Weekend Rewind: Journalistic malpractice - The Covington Catholic teens

Journalistic malpractice in the Covington Catholic teen videos 

It’s the Q&A of the day. Each day I’ll feature a listener question that’s been submitted by one of these methods.  

Email: brianmudd@iheartmedia.com 

Twitter: @brianmuddradio 

Facebook: Brian Mudd https://www.facebook.com/brian.mudd1 

Today’s note comes from Joe: 

I catch your show on WIOD whenever I can because you are not pushing a political agenda, so I enjoy your analysis. I would like to make an important point about the latest media issue regarding the Covington Catholic students and their MAGA hats. Let me say that if I were any of those kids I would never leave my house without my cap! 

What I want to write about is the behavior of the media. I am well educated, and I earned 3 university degrees. I am aware of the Freedom of the Press codified in the First Amendment to the Constitution of the United States however, I am NOT a lawyer. 

I don’t know how broad the blanket is covering the right of media people to say what they want. It seems that EVERYTHING has limits and this “blanket” covering the press is open to interpretation or it should be. 

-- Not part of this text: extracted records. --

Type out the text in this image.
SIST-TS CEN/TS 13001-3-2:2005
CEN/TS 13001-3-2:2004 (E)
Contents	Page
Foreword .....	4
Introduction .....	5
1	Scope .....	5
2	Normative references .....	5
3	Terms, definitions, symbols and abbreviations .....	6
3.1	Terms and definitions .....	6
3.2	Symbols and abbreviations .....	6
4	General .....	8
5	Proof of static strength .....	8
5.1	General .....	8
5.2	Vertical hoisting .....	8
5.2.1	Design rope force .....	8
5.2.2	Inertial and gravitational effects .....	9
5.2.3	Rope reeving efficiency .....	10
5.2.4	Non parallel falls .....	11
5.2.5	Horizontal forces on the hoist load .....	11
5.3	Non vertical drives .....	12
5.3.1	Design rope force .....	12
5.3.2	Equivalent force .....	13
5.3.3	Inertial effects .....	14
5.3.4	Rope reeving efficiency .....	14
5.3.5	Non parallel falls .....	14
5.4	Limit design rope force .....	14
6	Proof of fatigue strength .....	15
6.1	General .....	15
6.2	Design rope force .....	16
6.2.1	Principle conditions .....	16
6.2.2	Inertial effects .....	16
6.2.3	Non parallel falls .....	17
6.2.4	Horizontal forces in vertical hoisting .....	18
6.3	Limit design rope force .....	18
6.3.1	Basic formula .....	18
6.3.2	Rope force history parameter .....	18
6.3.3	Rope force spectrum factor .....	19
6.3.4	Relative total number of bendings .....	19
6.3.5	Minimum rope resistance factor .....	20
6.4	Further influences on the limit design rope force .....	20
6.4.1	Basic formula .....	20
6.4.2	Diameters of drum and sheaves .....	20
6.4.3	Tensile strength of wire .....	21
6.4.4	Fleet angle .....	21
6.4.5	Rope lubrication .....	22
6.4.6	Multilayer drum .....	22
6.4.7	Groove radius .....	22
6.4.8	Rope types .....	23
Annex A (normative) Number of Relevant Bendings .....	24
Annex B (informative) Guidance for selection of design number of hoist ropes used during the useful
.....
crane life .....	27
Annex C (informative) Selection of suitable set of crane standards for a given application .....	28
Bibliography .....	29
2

When members of the press publish a report about an occurrence, they have a responsibility to find out what actually happened before they publish their story. Writing a story before they know what happened is irresponsible. More importantly, published reports can ruin lives. In this case which occurred on Friday, January 18… they made no effort to get the story right! They just published a version that was entirely incorrect but was consistent with their “political” views. This story involved young people who are pursuing a life of success. The “screening process” engaged in by employers, involves completing thorough background checks to evaluate candidates. Five or ten years from now, what will a “Google search” say about these boys? The short answer is: We don’t know … it depends upon who writes the report. What will the “background search” on the students involved in the Duke / Lacrosse case say. We don’t know. What about the occurrences alleged to have happened at the University of Virginia? What will the future bring for those students? 

Just as “Freedom of Speech” has limitations, so should “Freedom of the Press”. In this latest case, the “Press” made no effort to determine the truth before the destructive report was published and the television commentary was filed. Simply publishing a retraction is NOT enough. People who see the initial press report may not see the retraction. 

The only way to get the attention of people who wrongfully try to destroy others is to force print and broadcast media to pay….. CASH! In the Duke case, the university PAID and the “city” PAID. How much is a deep dark secret but they PAID. We can all be sure there will be no repeat of this situation. At UVA, “Rolling Stone” immediately hid behind the First Amendment… I don’t know if they succeeded. 

Should “Freedom of the Press” protect media people to the extent that they can write anything they want and ruin anybody they want at any time? Does the Constitution protect these people without limit? As I said, I don’t pretend to be a lawyer, but it seems clear to me that this is an issue we need to talk about. If the print and broadcast companies were forced to write a BIG CHECK to these young people… they would be more cautious… not checking the “facts” of a story should be unprofessional. Then it wouldn’t matter what an employment screening might indicate. 

Bottom Line: There’s not much that’s left for me to add, right down to the points you made regarding the Duke Lacrosse players and the Virginia students all falsely accused. Part of the issue, especially in the case of the Duke Lacrosse team that was falsely accused of rape, was the willingness of President Obama to immediately weigh in assigning guilt as well. That particular example speaks to a couple of issues pertaining to your point and question. The rush to judgement is often everywhere and once the president, for example, weighs in the media can cover the president’s response conveying their opinion as fact if they decide not to do their job to establish the facts. It’s an epidemic that’s only getting worse. What’s more is that many that latch onto the “hot takes” never know the truth once it eventually emerges in these instances. Ask around about the Duke Lacrosse case. I’ll be willing to bet that at least some of the people who’re familiar with the case believe the team was guilty of rape (I’ve encountered them myself). Ditto, Trayvon Martin. Ditto Michael Brown, etc. (others President Obama falsely weighed in on in a rush to judgement). So, about accountability and liability.  

The Covington Catholic teens featured in the videos have retained an attorney who intends to pursue defamation charges against media outlets that falsely reported what happened at the Lincoln Memorial. We’ll see what happens. Part of the reason there isn’t more accountability is how difficult it is to achieve resolution to defamation cases. Here are a few facts about those cases: 

  • 1 year – the length of time of average discovery in defamation cases 
  • 3 years – the length of time for the average defamation case to be heard in court 
  • 13% - the success rate for defamation suits 

You can imagine how expensive, laborious and difficult it is to win defamation suits. As a result, few are ever brought forward, and journalistic malpractice persists. As for my role. There are two sides to stories and one side to facts. I’ll continue to bring you the facts with opinion that’s only formed after having established the facts first.